Church of Norway Issues Apology to LGBTQ+ People for ‘Harm, Shame and Suffering’
Amid red stage curtains at one of Oslo’s most prominent LGBTQ+ spaces, the Norwegian Lutheran Church offered an apology for discrimination and harm perpetrated over the years.
“The church in Norway has caused the LGBTQ+ community pain, shame and significant harm,” the lead bishop, Olav Fykse Tveit, announced on Thursday. “It was wrong for this to take place and that is why I offer my apology now.”
The “discrimination, unequal treatment and harassment” had caused certain individuals abandoning their faith, the bishop admitted. A church service at Oslo Cathedral was scheduled to follow his apology.
The apology occurred at a venue called London Pub, one of two bars involved in the 2022 attack that took two lives and left nine seriously injured at Oslo's Pride event. A Norwegian of Iranian origin, who swore loyalty to Islamic State, was sentenced to at least 30 years in incarceration for the killings.
Similar to numerous global faiths, Norway's church – a Protestant Lutheran denomination that is the most extensive faith community in the country – historically excluded LGBTQ+ people, preventing them from joining the clergy or to marry in church. In the 1950s, bishops of the church described gay people as “a global-scale societal hazard”.
But as Norwegian society became increasingly liberal, becoming the second in the world to permit registered partnerships for same-sex couples during 1993 and during 2009 the first Scandinavian country to approve gay marriage, the church slowly followed.
During 2007, the Church of Norway began ordaining LGBTQ+ clergy, and same-sex couples have been able to have church weddings starting in 2017. In 2023, the bishop took part in Oslo’s Pride parade in what was called a first for the church.
Thursday’s apology elicited differing opinions. The head of a network for Christian lesbians in Norway, Hanne Marie Pedersen-Eriksen, a lesbian minister herself, called it “an important reparation” and an occasion that “signaled the conclusion of a difficult period in the history of the church”.
As stated by Stephen Adom, the director of the Association for Gender and Sexual Diversity in Norway, the apology was “meaningful and vital” but was delivered “overdue for individuals among us who died of Aids … with hearts filled with anguish as the church regarded the disease as divine punishment”.
Globally, several faith-based organizations have attempted to make amends for their actions regarding LGBTQ+ individuals.
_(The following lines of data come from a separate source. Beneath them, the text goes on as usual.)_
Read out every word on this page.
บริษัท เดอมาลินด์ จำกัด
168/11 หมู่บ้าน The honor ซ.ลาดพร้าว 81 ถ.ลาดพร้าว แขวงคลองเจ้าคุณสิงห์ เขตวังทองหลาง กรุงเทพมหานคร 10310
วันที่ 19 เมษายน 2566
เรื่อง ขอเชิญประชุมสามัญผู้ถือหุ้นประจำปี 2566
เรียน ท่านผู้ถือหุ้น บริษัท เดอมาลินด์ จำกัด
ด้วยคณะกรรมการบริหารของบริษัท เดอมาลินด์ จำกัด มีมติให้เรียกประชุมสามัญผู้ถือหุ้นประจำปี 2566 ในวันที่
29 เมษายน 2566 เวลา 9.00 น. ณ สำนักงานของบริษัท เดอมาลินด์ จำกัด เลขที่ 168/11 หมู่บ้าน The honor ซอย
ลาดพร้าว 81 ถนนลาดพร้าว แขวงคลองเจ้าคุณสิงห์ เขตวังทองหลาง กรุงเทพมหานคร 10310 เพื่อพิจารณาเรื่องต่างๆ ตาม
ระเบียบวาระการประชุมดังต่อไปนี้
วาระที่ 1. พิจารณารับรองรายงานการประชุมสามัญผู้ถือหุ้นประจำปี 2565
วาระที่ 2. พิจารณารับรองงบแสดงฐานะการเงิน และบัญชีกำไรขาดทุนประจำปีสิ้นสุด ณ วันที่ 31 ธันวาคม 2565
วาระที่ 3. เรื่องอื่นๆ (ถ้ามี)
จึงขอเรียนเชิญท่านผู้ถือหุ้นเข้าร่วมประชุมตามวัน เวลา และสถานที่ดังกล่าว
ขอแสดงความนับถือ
Last year, England's church apologised for what it described as “disgraceful” conduct, even as it continues to refuse to authorize same-sex weddings within the church.
Likewise, Ireland's Methodist Church the previous year apologised for its “failures in pastoral support and care” toward LGBTQ+ individuals and family members, but stayed firm in its conviction that matrimony must only constitute a union between a man and a woman.
Several months ago, the United Church based in Canada offered an apology to two spirit and LGBTQIA+ communities, labeling it a reaffirmation of the church's “dedication to welcoming all and full inclusion” in all aspects of church life.
“We did not manage to rejoice and take pleasure in the wonderful diversity of creation,” Michael Blair, the church's general secretary, stated. “We have wounded people in place of fostering completeness. We express our regret.”